Les défis associés à la COVID-19 ne peuvent pas justifier l’attente. Comme je l’ai mentionné, la situation est plus urgente que jamais. Nous devons agir. Il ne faut plus perdre des sœurs dont la vie a été volée, ni perdre des lumières brillantes étouffées dans la nuit. Il faut agir. Il faut changer la culture. Le leadership peut servir de point de départ, je crois. C’est à notre génération d’agir, ici et maintenant.
J’ai moi-même deux jeunes garçons et je leur enseigne qu’ils doivent respecter tout le monde, employer les bons mots pour exprimer leurs sentiments et parler des obstacles qu’ils peuvent rencontrer. Je leur parle de sujets difficiles et je ne leur cache aucune des dures réalités de ce monde, mais je leur apprends aussi qu’ils ont le pouvoir de le changer, le monde. Je leur donne les moyens de faire leur chemin et je leur montre à prendre leurs responsabilités et à se faire confiance. Je suis fière du fait que mes garçons sont aussi des jeunes Autochtones, des Wolastoqew, qui auront appris à mettre fin à la violence contre les femmes ainsi qu’à valoriser et à protéger celles qui les entourent.
Je suis impatiente d’entendre la députée d’en face nous expliquer ce que le gouvernement entend faire pour combattre cette pandémie invisible, qui touche aussi le Canada.
Madame la Présidente, cela me fait penser à l’expérience que j’ai vécue pendant l’activité d’orientation lors de ma première année d’université. On m’a remis un sifflet contre le viol. On m’a montré les chemins sombres à ne pas emprunter et on m’a raconté des histoires vécues par des femmes. Voici ce que je propose: au lieu de remettre des sifflets contre le viol aux femmes et d’enlever la responsabilité de ces gestes aux agresseurs, pourquoi ne pas montrer aux femmes que nous les appuyons, que leur sécurité est notre ultime priorité et que nous prenons des mesures pour sensibiliser tout le monde à la notion du consentement? Pourquoi ne pas prouver aux femmes qu’elles peuvent communiquer avec les autorités en toute confiance si elles ont un problème, qu’elles seront crues et que leurs agresseurs seront poursuivis avec toute la rigueur de la loi?
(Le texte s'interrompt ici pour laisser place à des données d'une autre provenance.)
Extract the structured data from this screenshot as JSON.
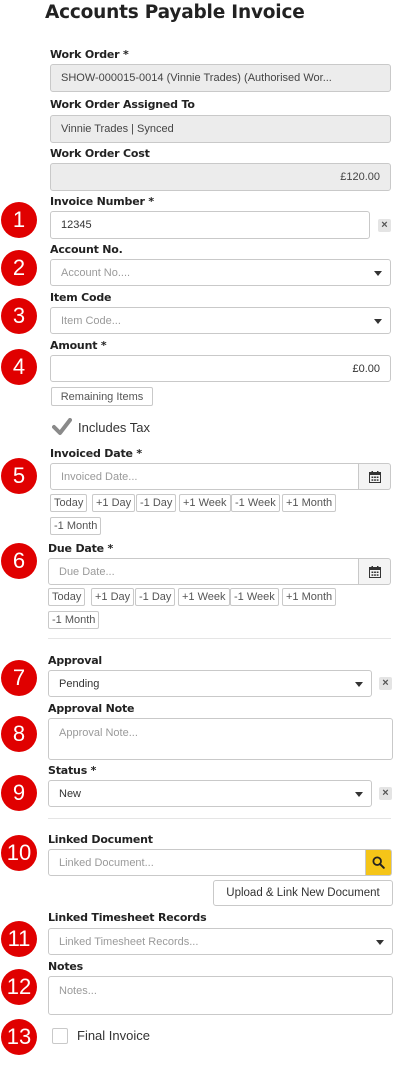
{
  "page": {
    "title": "Accounts Payable Invoice"
  },
  "work_order": {
    "label": "Work Order *",
    "value": "SHOW-000015-0014 (Vinnie Trades) (Authorised Wor..."
  },
  "assigned_to": {
    "label": "Work Order Assigned To",
    "value": "Vinnie Trades | Synced"
  },
  "cost": {
    "label": "Work Order Cost",
    "value": "£120.00"
  },
  "invoice_number": {
    "label": "Invoice Number *",
    "value": "12345"
  },
  "account_no": {
    "label": "Account No.",
    "placeholder": "Account No...."
  },
  "item_code": {
    "label": "Item Code",
    "placeholder": "Item Code..."
  },
  "amount": {
    "label": "Amount *",
    "value": "£0.00",
    "remaining_label": "Remaining Items"
  },
  "includes_tax": {
    "label": "Includes Tax",
    "checked": true
  },
  "invoiced_date": {
    "label": "Invoiced Date *",
    "placeholder": "Invoiced Date..."
  },
  "due_date": {
    "label": "Due Date *",
    "placeholder": "Due Date..."
  },
  "quick_dates": [
    "Today",
    "+1 Day",
    "-1 Day",
    "+1 Week",
    "-1 Week",
    "+1 Month",
    "-1 Month"
  ],
  "approval": {
    "label": "Approval",
    "value": "Pending"
  },
  "approval_note": {
    "label": "Approval Note",
    "placeholder": "Approval Note..."
  },
  "status": {
    "label": "Status *",
    "value": "New"
  },
  "linked_document": {
    "label": "Linked Document",
    "placeholder": "Linked Document...",
    "upload_label": "Upload & Link New Document"
  },
  "linked_timesheets": {
    "label": "Linked Timesheet Records",
    "placeholder": "Linked Timesheet Records..."
  },
  "notes": {
    "label": "Notes",
    "placeholder": "Notes..."
  },
  "final_invoice": {
    "label": "Final Invoice",
    "checked": false
  },
  "clear_symbol": "×",
  "badges": [
    "1",
    "2",
    "3",
    "4",
    "5",
    "6",
    "7",
    "8",
    "9",
    "10",
    "11",
    "12",
    "13"
  ],
  "colors": {
    "badge": "#e00000",
    "search_button": "#f5c518",
    "readonly_bg": "#ececec"
  },
  "icons": {
    "calendar": "calendar-icon",
    "search": "search-icon",
    "check": "check-icon",
    "clear": "clear-icon"
  }
}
Nous ne disons pas ces choses. D’ailleurs, il n’est pas encore possible de le faire en raison des lacunes actuelles du système. Pourquoi ne pourrions-nous pas accorder du financement directement aux organismes, particulièrement à ceux qui viennent en aide aux femmes qui fuient la violence conjugale et à ceux qui fournissent des services en santé mentale, et ainsi offrir aux femmes une multitude d’options au lieu d’une pénurie de recours? Pourquoi ne pas mettre en place un revenu minimum garanti et ainsi éviter que les femmes ne soient financièrement dépendantes de leur agresseur?
Je sais que notre génération a les moyens de mettre un terme à la violence fondée sur le sexe. Pour y arriver, il faut que le gouvernement fasse preuve de leadership et y consacre le financement nécessaire.